There are elements of caregiving that are so hard and if we don’t support caregivers AND give them the tools and resources they need…both caregiver and patient WILL suffer.
Take the help. Find the help. Ask for the help.
I know there are barriers. Trust me. I know. I get it.
Finding good help is impossible
Maybe you live in a rural area.
Maybe you make too much money for help.
Maybe your child ‘isn’t disabled’ enough or maybe they are ‘too disabled.’
I get all of it.
But we have to keep looking. We have to keep searching. We can’t do this alone.
I needed to hear that story. It needed to scare me a bit. Because Cooper deserves it. He deserves a mother who is happy and healthy.
-Kate
In my new book, Carrie, Adrian, and I really dive into caregiving versus motherhood and how we support those caring for others.
This week’s zoom topic will be puberty. I will send zoom information to paid subscribers shortly. Stay tuned.
My son is 32. I hate to talk about this, but I “broke” during his early teen years. He was violent, dangerous, and I had two daughters. My country had called, and my husband had gone, and no matter how much help I had, it was not enough. I tried really hard—with help from an excellent school psychologist, I found a “boarding school” (because we’re so rural) and we tried that for 3 years—from 13 to 16. I brought him home (9 hour round trip) as many weekends as I could, and still I developed stress-related health problems. That school, with an excellent reputation, unfortunately was not as “smart” as my son, and they gave up on him in just a few weeks—but I had zero options at that point. Still, I nearly killed myself trying—even to educating a few “aides” (college kids) who honestly and blindly questioned whether it was “good for the students” to have family visits, or weren’t they better off just not seeing their families? (Take a deep breath. I didn’t physically harm any of them. Nor would you.)

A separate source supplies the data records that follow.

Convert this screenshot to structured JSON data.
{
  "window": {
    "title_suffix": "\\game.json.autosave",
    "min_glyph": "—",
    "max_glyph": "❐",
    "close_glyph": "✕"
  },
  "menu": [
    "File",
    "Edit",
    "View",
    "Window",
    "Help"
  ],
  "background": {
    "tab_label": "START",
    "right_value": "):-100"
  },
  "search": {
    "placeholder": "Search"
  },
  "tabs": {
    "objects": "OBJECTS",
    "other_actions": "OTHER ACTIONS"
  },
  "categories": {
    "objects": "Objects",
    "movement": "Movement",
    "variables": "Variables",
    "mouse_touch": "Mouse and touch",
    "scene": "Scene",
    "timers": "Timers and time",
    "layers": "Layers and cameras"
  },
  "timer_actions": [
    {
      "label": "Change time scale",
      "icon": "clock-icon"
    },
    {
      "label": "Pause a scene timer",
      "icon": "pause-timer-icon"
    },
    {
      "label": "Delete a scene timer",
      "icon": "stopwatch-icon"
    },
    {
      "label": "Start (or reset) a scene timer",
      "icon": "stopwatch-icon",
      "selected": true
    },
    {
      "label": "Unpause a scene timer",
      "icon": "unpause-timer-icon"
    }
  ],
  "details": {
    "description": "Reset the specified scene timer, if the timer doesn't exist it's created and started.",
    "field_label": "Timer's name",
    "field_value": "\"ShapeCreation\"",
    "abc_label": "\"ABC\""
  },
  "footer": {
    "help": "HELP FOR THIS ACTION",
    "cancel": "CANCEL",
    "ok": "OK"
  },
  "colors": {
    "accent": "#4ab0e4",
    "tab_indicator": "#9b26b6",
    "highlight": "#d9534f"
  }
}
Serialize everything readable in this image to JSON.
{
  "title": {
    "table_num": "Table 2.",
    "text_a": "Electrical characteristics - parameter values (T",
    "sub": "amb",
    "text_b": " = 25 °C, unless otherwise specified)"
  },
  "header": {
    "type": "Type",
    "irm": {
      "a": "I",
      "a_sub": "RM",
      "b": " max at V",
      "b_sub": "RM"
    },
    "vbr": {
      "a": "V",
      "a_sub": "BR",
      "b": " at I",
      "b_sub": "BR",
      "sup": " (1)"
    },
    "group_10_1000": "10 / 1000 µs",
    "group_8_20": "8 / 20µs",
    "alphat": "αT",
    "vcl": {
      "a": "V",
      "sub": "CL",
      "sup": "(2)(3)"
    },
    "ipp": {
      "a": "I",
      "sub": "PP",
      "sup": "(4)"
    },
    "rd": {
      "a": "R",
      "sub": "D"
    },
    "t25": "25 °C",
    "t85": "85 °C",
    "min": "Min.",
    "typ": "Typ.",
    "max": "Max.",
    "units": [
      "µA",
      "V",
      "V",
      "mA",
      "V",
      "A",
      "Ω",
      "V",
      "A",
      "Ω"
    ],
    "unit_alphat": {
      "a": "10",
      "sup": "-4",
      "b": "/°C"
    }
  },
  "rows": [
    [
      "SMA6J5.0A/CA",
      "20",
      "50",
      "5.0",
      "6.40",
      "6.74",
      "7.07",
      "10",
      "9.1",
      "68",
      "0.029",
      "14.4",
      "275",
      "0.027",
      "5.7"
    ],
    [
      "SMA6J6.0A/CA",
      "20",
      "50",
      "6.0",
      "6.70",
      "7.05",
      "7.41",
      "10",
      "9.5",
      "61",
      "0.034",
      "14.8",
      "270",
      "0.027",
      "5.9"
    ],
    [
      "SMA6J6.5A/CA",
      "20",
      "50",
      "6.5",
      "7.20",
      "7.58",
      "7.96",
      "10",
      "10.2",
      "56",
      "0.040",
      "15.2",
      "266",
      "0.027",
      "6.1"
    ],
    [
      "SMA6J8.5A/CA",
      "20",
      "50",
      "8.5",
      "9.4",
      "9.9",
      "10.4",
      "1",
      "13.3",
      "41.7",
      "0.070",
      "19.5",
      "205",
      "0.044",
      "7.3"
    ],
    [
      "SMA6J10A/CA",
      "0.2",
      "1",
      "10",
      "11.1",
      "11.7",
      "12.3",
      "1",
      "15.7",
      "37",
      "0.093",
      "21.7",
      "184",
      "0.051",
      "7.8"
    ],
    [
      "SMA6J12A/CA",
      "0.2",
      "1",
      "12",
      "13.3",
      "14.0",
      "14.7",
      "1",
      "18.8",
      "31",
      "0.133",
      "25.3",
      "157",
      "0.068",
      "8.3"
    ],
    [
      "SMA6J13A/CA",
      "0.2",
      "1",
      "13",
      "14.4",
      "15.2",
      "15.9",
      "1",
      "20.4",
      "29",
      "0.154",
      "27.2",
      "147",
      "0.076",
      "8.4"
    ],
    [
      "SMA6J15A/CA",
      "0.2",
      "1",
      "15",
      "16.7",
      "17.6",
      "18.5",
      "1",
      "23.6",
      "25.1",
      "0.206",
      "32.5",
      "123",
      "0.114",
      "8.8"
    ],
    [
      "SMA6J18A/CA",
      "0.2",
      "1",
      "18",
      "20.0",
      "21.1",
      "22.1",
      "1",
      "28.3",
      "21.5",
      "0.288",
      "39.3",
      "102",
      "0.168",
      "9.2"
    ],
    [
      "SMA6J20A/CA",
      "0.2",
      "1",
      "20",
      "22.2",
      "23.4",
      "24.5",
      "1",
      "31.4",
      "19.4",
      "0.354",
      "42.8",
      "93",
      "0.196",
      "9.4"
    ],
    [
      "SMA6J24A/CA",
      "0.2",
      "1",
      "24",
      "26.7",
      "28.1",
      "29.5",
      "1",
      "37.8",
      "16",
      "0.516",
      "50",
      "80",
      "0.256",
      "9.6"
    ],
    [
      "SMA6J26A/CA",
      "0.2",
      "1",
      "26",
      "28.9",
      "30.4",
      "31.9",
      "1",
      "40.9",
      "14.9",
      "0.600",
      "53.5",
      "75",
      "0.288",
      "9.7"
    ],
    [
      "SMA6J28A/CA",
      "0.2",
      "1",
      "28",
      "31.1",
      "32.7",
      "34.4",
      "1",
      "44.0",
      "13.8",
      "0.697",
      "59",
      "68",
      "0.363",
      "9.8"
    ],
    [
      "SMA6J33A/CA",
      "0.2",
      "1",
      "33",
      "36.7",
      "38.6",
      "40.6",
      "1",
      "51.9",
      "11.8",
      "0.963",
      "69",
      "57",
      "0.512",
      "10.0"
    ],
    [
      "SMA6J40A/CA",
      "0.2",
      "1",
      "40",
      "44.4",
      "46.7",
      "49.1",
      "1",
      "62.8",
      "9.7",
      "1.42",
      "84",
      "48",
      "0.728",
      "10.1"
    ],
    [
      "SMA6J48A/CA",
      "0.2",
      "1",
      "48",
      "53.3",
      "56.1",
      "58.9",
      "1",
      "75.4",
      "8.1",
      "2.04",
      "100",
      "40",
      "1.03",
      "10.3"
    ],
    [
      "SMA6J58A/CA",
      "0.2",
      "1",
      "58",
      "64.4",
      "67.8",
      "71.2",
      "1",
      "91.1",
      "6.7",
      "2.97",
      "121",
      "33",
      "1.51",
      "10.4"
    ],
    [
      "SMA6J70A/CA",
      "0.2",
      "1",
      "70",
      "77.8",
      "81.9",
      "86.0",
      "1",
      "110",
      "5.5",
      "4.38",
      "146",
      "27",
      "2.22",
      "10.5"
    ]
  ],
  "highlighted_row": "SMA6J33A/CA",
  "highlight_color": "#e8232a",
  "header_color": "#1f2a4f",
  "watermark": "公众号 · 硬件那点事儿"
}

At age 16, that same school psych had developed a program (not ideal, but….!) and worked hard with me to find placement. Of 3 “local” agencies, only one bothered to talk to us—and were a Godsend. The story is long, but the short version is, they let me help choose a house for him, his housemate (only 1 other), and have involved me in every way. He lives 2 miles from my house, and his house manager, who has now been with him 16 years, is a close friend. His staff would walk across broken glass for him—even when he had a period of extreme aggression for no reason we ever discovered, and some of them were injured seriously. They (although paid well for the job—it’s tight, and not enough, we all know that) often buy him gifts, or make them, with their own money and time. They extend that love to our family, and welcome us at any time, day or night.
My son’s home is the place I went a couple of years ago when I had a mini breakdown (caring for elderly parents at end of life). Although I was not thinking—at all—and walking through the rain in my socks, in the cold…I wound up there and they took me in and made sure I was OK. Helped me call my husband to pick me up, after a while.
Not only can they care for him (almost) as much as I do—but they care for US.
Sorry for the long post. Caregivers need to know. There is HOPE. There is JOY. There is PEACE. and there ARE friends who will care.
He’s better off now than he was when I was killing myself trying to do it all (that hurts to say.) And as the house manager says, “Never feel guilty. I had to hire 11 people to do what you were doing, alone.”
We take him out for supper and a couple hours in the park, weekly, and share a lot of the things he likes to do (very limited) with him. He’s delighted to see us every time. And he’s always happy to go home to “his” house.
May you all find peace, hope, and joy.
I needed this, Kate. Thank you. Healing up from a back injury that happened, at least in part, from trying to do too much on my own.